### Discrete Fourier Transform (DFT)

In this notebook, we will do some simple audio recordings and observe their frequency spectrum using the discrete Fourier transform.

(**In progress... a more complete version of this to be done).

In [2]:
import numpy as np 
import scipy as sp
from scipy import signal
import sounddevice as sd
import soundfile as sf
from matplotlib import pyplot as plt
import IPython
from IPython.display import Audio, Image
%matplotlib notebook

### Fast Fourier Transform (FFT)

The Fast Fourier Transform (FFT), as the name implies, is a fast algorithm that is notorious for implementing a Discrete Fourier Transform (DFT). In Python and many other programming languages, there are pre-defined packages which compute the FFT. In Python, the FFT is done in the numpy package. 

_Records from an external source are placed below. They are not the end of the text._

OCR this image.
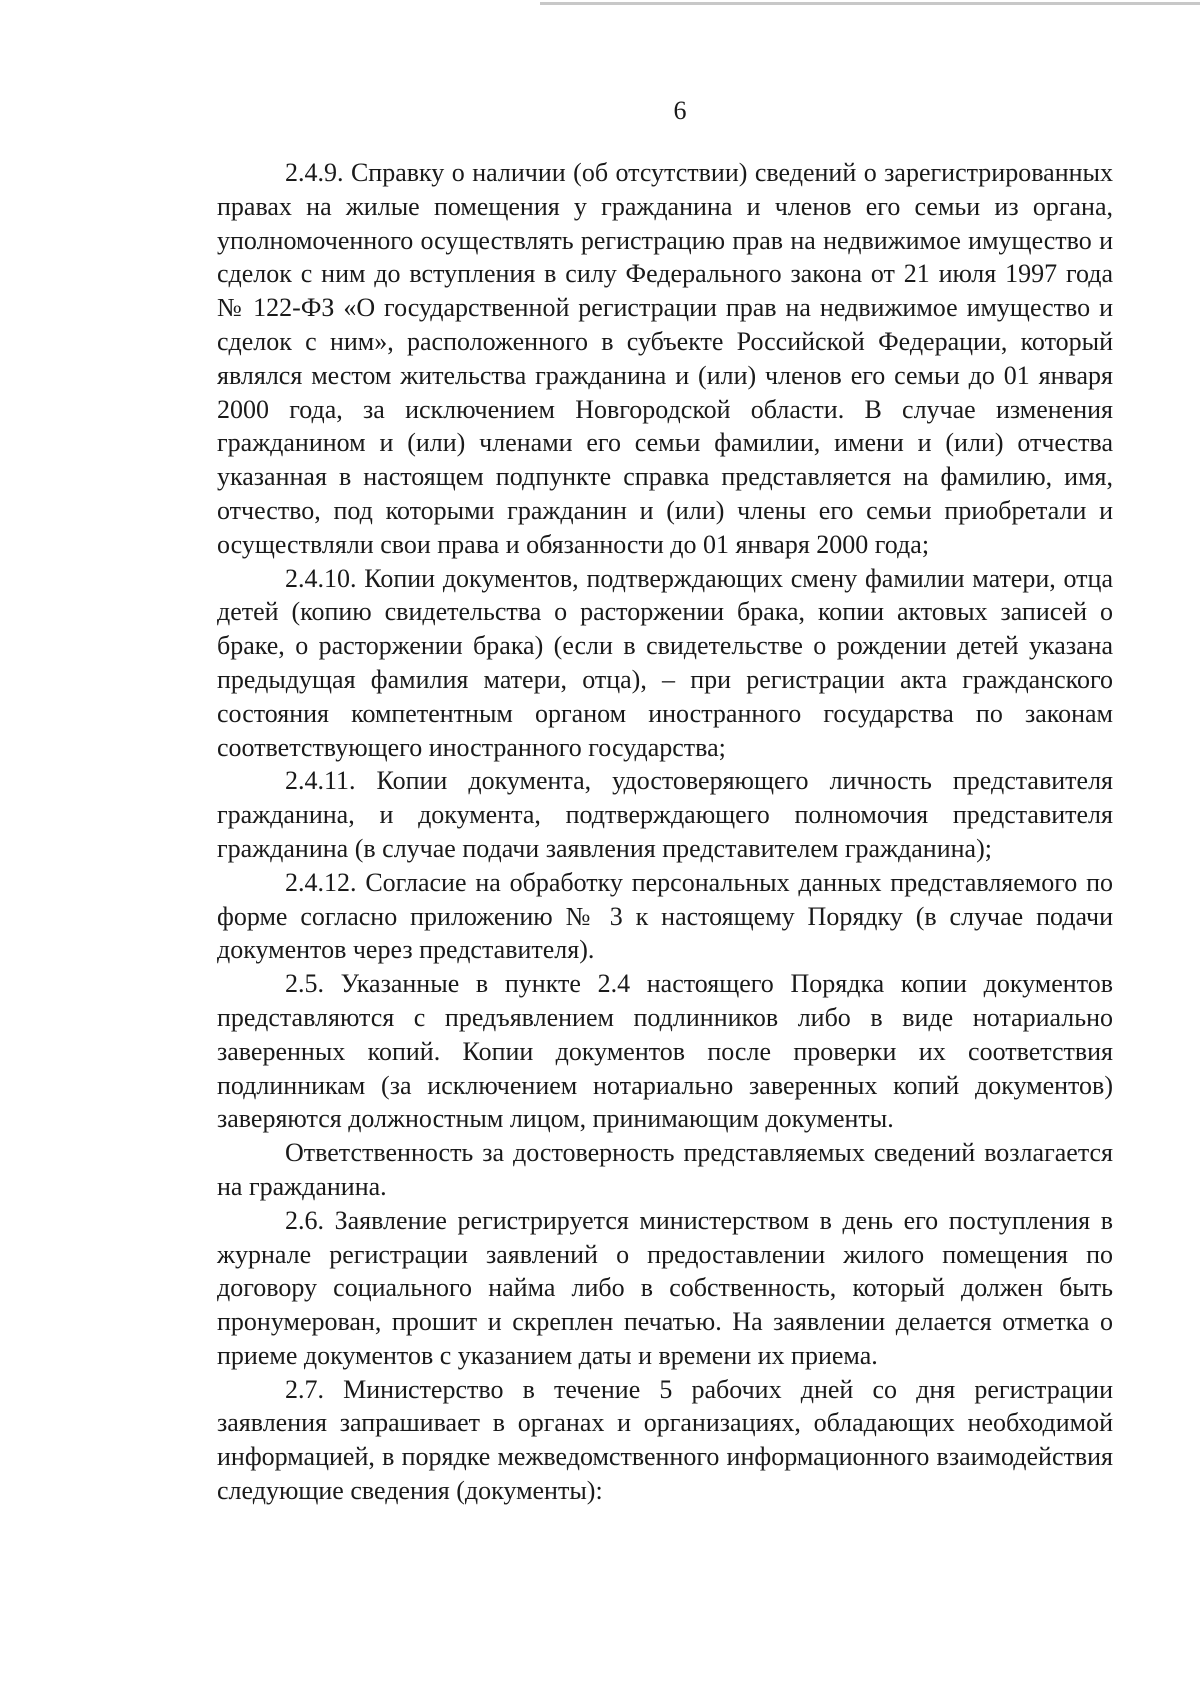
6

2.4.9. Справку о наличии (об отсутствии) сведений о зарегистрированных правах на жилые помещения у гражданина и членов его семьи из органа, уполномоченного осуществлять регистрацию прав на недвижимое имущество и сделок с ним до вступления в силу Федерального закона от 21 июля 1997 года № 122-ФЗ «О государственной регистрации прав на недвижимое имущество и сделок с ним», расположенного в субъекте Российской Федерации, который являлся местом жительства гражданина и (или) членов его семьи до 01 января 2000 года, за исключением Новгородской области. В случае изменения гражданином и (или) членами его семьи фамилии, имени и (или) отчества указанная в настоящем подпункте справка представляется на фамилию, имя, отчество, под которыми гражданин и (или) члены его семьи приобретали и осуществляли свои права и обязанности до 01 января 2000 года;

2.4.10. Копии документов, подтверждающих смену фамилии матери, отца детей (копию свидетельства о расторжении брака, копии актовых записей о браке, о расторжении брака) (если в свидетельстве о рождении детей указана предыдущая фамилия матери, отца), – при регистрации акта гражданского состояния компетентным органом иностранного государства по законам соответствующего иностранного государства;

2.4.11. Копии документа, удостоверяющего личность представителя гражданина, и документа, подтверждающего полномочия представителя гражданина (в случае подачи заявления представителем гражданина);

2.4.12. Согласие на обработку персональных данных представляемого по форме согласно приложению № 3 к настоящему Порядку (в случае подачи документов через представителя).

2.5. Указанные в пункте 2.4 настоящего Порядка копии документов представляются с предъявлением подлинников либо в виде нотариально заверенных копий. Копии документов после проверки их соответствия подлинникам (за исключением нотариально заверенных копий документов) заверяются должностным лицом, принимающим документы.

Ответственность за достоверность представляемых сведений возлагается на гражданина.

2.6. Заявление регистрируется министерством в день его поступления в журнале регистрации заявлений о предоставлении жилого помещения по договору социального найма либо в собственность, который должен быть пронумерован, прошит и скреплен печатью. На заявлении делается отметка о приеме документов с указанием даты и времени их приема.

2.7. Министерство в течение 5 рабочих дней со дня регистрации заявления запрашивает в органах и организациях, обладающих необходимой информацией, в порядке межведомственного информационного взаимодействия следующие сведения (документы):
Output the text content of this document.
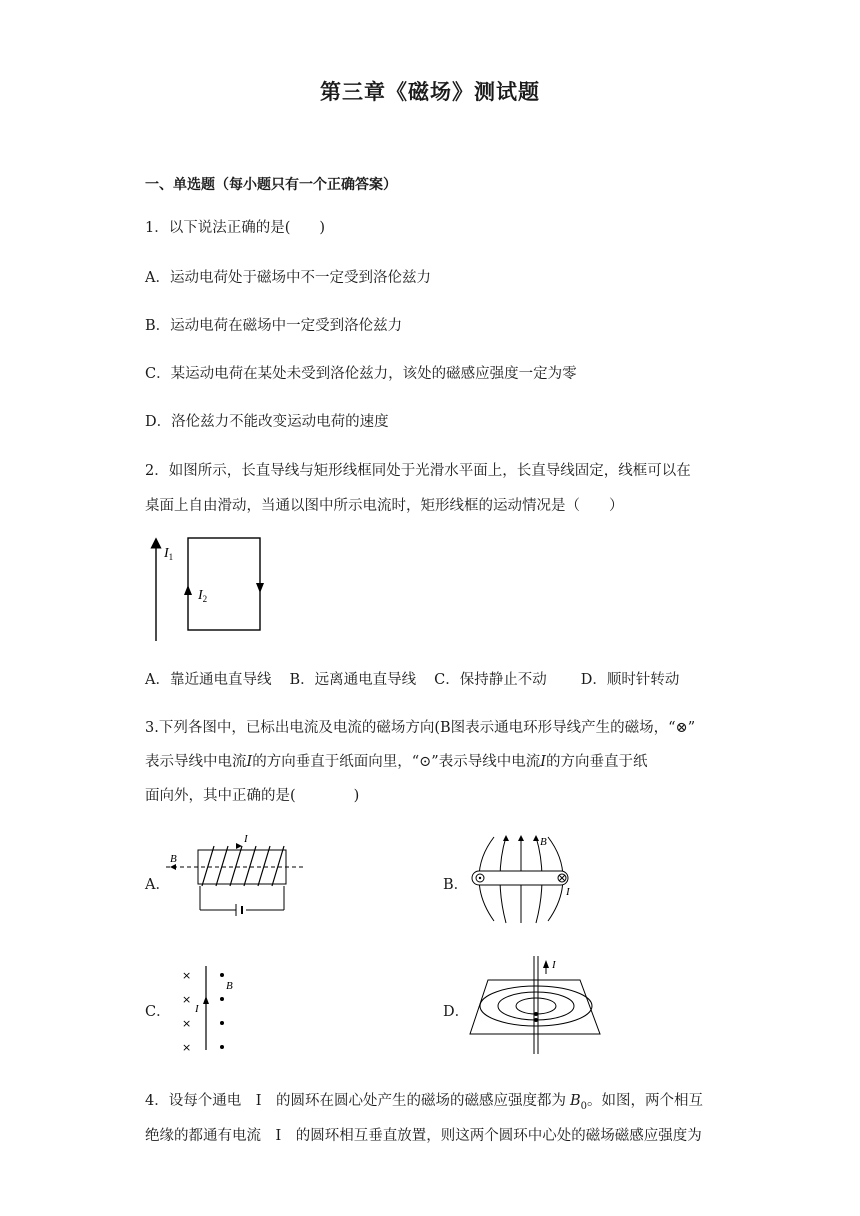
第三章《磁场》测试题
一、单选题（每小题只有一个正确答案）
1．以下说法正确的是(　　)
A．运动电荷处于磁场中不一定受到洛伦兹力
B．运动电荷在磁场中一定受到洛伦兹力
C．某运动电荷在某处未受到洛伦兹力，该处的磁感应强度一定为零
D．洛伦兹力不能改变运动电荷的速度
2．如图所示，长直导线与矩形线框同处于光滑水平面上，长直导线固定，线框可以在
桌面上自由滑动，当通以图中所示电流时，矩形线框的运动情况是（　　）
$I_1$
$I_2$
A．靠近通电直导线 B．远离通电直导线 C．保持静止不动 D．顺时针转动
3.下列各图中，已标出电流及电流的磁场方向(B图表示通电环形导线产生的磁场，“⊗”
表示导线中电流I的方向垂直于纸面向里，“⊙”表示导线中电流I的方向垂直于纸
面向外，其中正确的是(　　　　)
A．
I
B
B．
B
I
C．
×
×
×
×
B
I	D．
I
4．设每个通电　I　的圆环在圆心处产生的磁场的磁感应强度都为 $B_0$。如图，两个相互
绝缘的都通有电流　I　的圆环相互垂直放置，则这两个圆环中心处的磁场磁感应强度为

Let's record a signal and have a look at its frequency spectrum, i.e. we will apply the FFT algorithm to implement the DFT of our recorded signal. We will use a sampling frequency, $f_{s} =  8 $ kHz and denote the total number of samples in the signal as $N$.


In [9]:
# Go ahead and sing, maybe something like a constant vocal, 'ahhhh..'
duration = 3  # seconds
fs = 16000    # Sampling frequency (Hz)
print ('recording...')
yy = sd.rec(duration * fs, blocking=True,samplerate=fs, channels=1)
print ('finished recording')


recording...
finished recording


In [10]:
IPython.display.display(Audio(yy.T, rate=fs))

print('Number of samples, N = '+str(len(yy)))
      
fig, axes = plt.subplots(figsize=(6, 4)) 

axes.plot(yy)
axes.set_title('Singing (hopefully it sounds good!)')
axes.set_xlabel('Number of Samples')
axes.set_ylabel('Amplitude')


Number of samples, N = 48000


<IPython.core.display.Javascript object>

Text(0, 0.5, 'Amplitude')

Okay, so we have recorded a signal of 3 seconds at a sampling frequency of 8 kHz. 

The next step is to take the FFT of this signal. Recall that this FFT is going to give us both real and imaginary values, which means that we can plot both the magnitude and phase of the signal. The FFT function returns a vector of complex values, however, we need to know what frequency each of these values correspond to. In other words, we need to set up the corresponding frequency vector. This can be done using the python function np.fft.fftfreq, but we will make it ourselves so that we have a better understanding. The frequency bin spacing, $df$ between the samples is given by:

\begin{equation}
df = \frac{f_{s}}{N}
\end{equation}

This equation tells us that we can essentially increase our frequency resolution by including more points or by reducing the sampling frequency. This does not come without consequences however. When increasing the number of points, it means that we lose some temporal resolution of the signal (as we will see a bit later). If we alternatively reduce the sampling frequency, although we increase the resolution, we will reduce the maximum frequency up to which we have information (recall the Nyquist-Shannon sampling theorem from the whistling demo!).

Using this frequency bin spacing we can then make a vector starting from DC (0 Hz) to $f_{s}-df$. This will however include the double sided spectrum. In many practical cases, we may however only be interested in the single-sided spectrum, which goes up to $f_{s}/2$. 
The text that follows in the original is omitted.